While moving companies typically include some protection against damage, it is not very useful for more valuable items. The Surface Transportation Board, which is part of the Department of Transportation, says federal law allows moving companies to assume limited liability for loss in exchange for charging customers a lower rate. The liability is set at 60 cents a pound, so you'll only get a small amount of compensation for heavy and valuable items.
However, movers must apply full-value protection unless a customer decides to go with the limited liability rate. Under full protection, the company will compensate you for the full value of a lost or damaged item, replace it with a comparable item, or pay for repairs.
Check with your existing insurance policies to see if they will protect you during a move.
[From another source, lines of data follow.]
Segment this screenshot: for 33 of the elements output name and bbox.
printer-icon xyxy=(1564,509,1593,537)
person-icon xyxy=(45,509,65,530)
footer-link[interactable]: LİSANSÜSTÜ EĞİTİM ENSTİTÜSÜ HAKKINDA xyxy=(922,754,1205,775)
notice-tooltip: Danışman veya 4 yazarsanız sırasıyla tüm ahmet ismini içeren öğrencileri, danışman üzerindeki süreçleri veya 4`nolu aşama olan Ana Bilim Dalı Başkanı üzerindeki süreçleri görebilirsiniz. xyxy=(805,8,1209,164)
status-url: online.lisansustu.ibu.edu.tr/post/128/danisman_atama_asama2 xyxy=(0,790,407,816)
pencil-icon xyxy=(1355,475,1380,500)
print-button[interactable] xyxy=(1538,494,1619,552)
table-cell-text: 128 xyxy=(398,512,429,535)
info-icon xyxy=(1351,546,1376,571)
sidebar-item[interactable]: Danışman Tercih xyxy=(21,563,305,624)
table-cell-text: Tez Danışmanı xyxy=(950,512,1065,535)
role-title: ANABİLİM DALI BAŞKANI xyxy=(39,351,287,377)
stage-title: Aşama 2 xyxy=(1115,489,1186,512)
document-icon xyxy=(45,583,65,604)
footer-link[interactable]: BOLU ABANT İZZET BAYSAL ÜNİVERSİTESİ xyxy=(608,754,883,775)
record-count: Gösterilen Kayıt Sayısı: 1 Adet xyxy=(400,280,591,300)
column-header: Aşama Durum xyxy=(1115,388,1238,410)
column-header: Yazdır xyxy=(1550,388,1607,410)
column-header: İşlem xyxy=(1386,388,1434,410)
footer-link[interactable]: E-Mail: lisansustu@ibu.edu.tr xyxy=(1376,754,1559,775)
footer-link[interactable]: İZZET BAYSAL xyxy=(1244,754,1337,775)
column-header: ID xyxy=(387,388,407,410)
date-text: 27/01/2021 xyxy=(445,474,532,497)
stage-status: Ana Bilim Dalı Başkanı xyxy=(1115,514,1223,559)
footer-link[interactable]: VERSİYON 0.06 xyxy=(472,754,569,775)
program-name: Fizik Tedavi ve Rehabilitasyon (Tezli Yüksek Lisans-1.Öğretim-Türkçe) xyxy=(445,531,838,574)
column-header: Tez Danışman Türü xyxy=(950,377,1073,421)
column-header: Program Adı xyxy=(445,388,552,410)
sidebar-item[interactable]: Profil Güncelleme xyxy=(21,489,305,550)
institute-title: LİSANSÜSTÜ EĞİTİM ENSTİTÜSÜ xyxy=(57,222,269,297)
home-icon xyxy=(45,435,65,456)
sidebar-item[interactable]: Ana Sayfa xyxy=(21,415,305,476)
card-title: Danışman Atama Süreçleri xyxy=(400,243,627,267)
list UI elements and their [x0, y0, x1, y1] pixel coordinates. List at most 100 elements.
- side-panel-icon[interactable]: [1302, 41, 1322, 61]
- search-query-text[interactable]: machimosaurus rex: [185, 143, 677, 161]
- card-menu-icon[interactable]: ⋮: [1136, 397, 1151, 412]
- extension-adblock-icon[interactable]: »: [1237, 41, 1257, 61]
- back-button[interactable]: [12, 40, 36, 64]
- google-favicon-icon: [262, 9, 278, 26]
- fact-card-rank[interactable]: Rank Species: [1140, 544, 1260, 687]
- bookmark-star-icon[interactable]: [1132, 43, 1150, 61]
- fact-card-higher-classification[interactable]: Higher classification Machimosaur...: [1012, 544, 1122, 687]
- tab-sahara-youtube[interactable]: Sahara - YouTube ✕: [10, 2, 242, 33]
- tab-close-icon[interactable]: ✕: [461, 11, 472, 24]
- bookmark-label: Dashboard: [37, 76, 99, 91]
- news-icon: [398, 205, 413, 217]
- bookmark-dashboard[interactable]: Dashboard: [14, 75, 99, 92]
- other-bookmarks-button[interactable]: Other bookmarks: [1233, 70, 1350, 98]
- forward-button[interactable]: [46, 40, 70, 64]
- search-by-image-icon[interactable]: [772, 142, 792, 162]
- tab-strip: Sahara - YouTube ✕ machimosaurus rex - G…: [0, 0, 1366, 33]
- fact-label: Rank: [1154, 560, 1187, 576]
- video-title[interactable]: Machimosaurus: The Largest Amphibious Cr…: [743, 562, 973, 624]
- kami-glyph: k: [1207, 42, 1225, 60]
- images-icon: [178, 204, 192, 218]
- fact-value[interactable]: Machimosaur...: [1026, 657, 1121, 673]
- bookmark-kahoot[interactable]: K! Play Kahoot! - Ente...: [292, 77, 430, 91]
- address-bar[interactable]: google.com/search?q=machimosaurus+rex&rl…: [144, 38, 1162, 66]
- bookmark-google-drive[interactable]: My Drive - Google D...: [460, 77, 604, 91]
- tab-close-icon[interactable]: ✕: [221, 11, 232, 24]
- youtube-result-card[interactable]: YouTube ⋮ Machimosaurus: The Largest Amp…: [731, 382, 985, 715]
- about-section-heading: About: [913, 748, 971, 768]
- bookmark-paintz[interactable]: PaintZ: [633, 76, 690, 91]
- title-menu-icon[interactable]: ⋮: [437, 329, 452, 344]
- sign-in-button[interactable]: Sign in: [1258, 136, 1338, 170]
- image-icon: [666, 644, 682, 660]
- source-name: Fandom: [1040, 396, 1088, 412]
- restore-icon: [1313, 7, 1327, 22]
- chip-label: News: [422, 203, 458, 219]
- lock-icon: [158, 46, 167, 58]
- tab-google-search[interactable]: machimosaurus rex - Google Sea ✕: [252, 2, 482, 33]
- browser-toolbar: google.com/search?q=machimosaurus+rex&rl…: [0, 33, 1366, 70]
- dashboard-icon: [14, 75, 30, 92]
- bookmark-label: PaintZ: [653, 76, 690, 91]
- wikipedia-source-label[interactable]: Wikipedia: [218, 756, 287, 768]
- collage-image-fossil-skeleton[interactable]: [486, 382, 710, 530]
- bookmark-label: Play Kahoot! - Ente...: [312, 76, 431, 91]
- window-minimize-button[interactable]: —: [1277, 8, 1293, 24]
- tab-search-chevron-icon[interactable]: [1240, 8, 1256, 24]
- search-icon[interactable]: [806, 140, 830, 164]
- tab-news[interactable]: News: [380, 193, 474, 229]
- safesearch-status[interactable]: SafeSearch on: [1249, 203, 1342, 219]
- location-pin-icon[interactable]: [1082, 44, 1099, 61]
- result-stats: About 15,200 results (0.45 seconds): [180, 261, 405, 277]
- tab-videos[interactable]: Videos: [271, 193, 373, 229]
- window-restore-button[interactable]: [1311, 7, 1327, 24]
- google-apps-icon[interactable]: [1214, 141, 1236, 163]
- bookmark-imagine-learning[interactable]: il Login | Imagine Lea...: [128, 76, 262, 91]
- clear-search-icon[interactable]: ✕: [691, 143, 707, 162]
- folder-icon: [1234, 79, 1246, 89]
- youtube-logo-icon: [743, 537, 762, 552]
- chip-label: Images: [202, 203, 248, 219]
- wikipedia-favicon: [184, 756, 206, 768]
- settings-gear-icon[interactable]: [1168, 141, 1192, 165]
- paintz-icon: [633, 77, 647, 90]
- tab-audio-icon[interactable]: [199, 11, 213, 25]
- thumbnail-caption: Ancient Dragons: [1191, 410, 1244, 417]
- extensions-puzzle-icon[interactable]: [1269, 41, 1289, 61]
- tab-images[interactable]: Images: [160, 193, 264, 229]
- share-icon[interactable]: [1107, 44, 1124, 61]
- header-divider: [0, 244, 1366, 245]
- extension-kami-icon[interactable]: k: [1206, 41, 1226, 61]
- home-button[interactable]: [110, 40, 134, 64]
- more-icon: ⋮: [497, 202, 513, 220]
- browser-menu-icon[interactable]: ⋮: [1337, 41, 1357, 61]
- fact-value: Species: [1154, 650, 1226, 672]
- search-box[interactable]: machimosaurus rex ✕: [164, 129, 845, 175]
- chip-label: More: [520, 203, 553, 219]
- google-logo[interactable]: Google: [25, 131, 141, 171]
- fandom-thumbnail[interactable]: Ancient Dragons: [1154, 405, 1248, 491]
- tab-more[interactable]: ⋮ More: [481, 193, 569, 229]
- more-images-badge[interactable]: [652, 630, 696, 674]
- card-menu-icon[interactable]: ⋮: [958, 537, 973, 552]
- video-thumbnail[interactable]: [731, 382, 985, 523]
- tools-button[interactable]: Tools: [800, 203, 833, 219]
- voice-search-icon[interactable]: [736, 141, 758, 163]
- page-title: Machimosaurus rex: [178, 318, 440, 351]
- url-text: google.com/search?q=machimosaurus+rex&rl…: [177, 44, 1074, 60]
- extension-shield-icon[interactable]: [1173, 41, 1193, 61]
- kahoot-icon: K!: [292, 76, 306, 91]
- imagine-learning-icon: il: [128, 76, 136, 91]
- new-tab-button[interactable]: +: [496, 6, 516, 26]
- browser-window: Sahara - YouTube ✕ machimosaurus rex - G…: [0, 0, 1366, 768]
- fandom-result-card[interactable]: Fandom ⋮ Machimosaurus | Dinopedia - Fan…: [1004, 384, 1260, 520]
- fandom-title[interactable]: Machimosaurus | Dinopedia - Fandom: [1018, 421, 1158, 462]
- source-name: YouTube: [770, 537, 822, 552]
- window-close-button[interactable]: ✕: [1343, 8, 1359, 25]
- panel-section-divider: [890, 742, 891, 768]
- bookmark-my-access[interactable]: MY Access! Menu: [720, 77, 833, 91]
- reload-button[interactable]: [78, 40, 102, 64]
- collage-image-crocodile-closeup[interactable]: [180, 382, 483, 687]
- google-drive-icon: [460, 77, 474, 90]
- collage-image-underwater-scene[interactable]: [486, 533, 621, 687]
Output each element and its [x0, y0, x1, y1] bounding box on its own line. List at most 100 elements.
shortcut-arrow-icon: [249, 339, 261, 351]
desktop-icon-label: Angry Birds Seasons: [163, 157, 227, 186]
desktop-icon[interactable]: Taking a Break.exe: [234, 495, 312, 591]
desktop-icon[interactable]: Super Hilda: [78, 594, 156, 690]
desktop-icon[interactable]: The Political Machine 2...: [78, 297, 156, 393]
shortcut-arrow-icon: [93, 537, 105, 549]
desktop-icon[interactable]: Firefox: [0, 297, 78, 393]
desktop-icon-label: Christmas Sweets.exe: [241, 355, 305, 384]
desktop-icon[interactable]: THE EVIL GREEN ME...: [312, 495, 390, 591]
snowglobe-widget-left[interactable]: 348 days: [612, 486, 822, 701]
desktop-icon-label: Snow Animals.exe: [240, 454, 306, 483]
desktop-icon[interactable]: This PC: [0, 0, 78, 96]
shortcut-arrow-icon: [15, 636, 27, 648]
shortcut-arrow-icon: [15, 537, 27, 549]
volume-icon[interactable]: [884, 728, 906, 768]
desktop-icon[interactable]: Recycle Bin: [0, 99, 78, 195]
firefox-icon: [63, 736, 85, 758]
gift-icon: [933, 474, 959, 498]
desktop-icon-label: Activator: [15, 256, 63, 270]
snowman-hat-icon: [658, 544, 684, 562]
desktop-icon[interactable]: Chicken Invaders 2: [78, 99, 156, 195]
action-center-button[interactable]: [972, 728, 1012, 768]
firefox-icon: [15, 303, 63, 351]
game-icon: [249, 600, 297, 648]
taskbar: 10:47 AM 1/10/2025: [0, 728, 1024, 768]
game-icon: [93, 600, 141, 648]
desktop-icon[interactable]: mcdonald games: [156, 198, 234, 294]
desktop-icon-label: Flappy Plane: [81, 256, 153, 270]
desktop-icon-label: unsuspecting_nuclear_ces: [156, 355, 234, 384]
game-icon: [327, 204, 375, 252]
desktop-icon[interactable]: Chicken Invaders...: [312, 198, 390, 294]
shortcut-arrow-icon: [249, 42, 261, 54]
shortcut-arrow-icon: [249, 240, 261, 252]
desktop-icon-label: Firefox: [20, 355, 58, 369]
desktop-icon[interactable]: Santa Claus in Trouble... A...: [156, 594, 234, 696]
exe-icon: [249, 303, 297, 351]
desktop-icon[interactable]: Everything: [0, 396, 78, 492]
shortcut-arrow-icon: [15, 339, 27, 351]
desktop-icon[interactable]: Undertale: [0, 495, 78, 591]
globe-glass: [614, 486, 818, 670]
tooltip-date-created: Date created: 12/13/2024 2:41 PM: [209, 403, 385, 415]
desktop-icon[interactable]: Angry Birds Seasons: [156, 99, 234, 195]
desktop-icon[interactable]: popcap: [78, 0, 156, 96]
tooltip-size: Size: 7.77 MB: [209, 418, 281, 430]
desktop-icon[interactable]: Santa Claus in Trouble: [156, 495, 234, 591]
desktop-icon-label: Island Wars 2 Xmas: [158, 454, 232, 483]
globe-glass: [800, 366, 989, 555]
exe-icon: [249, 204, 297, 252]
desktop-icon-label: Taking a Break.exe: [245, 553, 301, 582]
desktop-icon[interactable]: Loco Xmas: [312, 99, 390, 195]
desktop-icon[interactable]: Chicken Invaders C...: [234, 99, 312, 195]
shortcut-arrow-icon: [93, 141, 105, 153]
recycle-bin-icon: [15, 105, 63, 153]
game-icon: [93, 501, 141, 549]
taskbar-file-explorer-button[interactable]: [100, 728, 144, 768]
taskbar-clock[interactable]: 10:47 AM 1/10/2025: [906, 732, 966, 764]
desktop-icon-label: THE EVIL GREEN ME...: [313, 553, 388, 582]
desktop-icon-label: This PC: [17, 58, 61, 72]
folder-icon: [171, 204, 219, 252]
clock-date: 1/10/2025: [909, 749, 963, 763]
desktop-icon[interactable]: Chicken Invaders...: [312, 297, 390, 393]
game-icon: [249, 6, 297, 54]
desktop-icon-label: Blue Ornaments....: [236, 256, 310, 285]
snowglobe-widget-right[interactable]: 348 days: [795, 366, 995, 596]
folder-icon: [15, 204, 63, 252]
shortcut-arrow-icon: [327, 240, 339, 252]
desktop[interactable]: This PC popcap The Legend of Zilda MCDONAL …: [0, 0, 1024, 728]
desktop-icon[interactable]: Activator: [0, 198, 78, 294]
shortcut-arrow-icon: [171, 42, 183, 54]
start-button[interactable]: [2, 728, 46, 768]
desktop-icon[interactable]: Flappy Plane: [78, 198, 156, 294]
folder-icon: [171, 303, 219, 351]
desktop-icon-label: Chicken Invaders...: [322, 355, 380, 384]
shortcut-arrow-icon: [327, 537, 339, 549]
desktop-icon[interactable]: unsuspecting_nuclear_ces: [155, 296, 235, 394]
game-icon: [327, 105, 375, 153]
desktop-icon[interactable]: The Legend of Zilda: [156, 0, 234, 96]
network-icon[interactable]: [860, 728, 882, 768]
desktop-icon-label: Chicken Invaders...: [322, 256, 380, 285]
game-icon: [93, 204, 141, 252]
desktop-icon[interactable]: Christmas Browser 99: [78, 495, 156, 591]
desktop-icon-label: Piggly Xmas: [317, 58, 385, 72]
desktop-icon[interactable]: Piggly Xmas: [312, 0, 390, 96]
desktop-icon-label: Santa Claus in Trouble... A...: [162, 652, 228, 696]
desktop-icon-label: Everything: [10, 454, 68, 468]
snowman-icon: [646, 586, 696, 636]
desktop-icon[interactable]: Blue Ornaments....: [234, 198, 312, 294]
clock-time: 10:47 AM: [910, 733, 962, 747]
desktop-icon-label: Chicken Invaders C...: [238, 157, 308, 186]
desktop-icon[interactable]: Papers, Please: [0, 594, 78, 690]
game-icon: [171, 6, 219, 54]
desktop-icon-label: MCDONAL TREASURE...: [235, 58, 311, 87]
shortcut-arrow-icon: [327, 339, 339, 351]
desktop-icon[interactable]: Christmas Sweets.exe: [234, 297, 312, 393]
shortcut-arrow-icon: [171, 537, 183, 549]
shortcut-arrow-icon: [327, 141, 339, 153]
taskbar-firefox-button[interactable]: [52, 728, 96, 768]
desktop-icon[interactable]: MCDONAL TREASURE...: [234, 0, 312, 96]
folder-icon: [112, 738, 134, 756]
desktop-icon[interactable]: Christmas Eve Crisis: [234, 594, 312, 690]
The Insurance Information Institute says homeowner's insurance or renter's insurance generally won't cover any losses incurred in a move.
Trip transit insurance will offer additional protection during a move, but only to a point. These policies will cover items that are lost, stolen, or damaged by fire; however, they won't cover any damages done by the movers or by flooding at a storage facility.
For your most valuable items, a separate policy may be advisable. These policies will cover artwork, jewelry, and other expensive items no matter where they are.
Make sure you have gone through your entire inventory to confirm that all of your belongings have arrived. Wahlgren says you should alert the moving company to any missing or damaged items and make a note on the bill of lading. If you rush through the process and confirm that all of your belongings have arrived in good condition, it will be much harder to track them down or file a claim against the movers.
La Capria says you should double-check your home before reporting an item missing. A box or piece of furniture may have simply ended up in another room. If possible, you can check with your landlord or real estate agent to see if the item is still at your former address.
The moving company might be able to recover a missing item for you. Many can track their shipments and identify if an item was delivered to the wrong address, left at a storage facility, or otherwise misplaced.
Filing a claim
If you need to make a claim with your insurer or the moving company, make sure you do so within the required time limits. Claims with the moving company must be filed within nine months of the move.
Wahlgren recommends turning down any offer to settle on the spot, since you can easily underestimate the value of a missing or damaged item. Instead, file a claim with the company in writing. Checking the mover's claims process before a move will also help you decide whether to work with the company.
The company should respond to acknowledge your claim within 30 days. They will follow this up with either a denial of the claim or an offer of compensation. This letter should arrive within six months.
You can also file a complaint against the company if you believe they are responsible for your damaged or lost items and have not taken responsibility. Complaints can be made to the FMCSA or Better Business Bureau.
Alternatively, you can seek arbitration in the matter. La Capria says the American Moving and Storage Association offers arbitration services for moving losses, and that a moving company must accept arbitration for losses of less than $10,000. Be prepared to pay an administrative fee to use this service.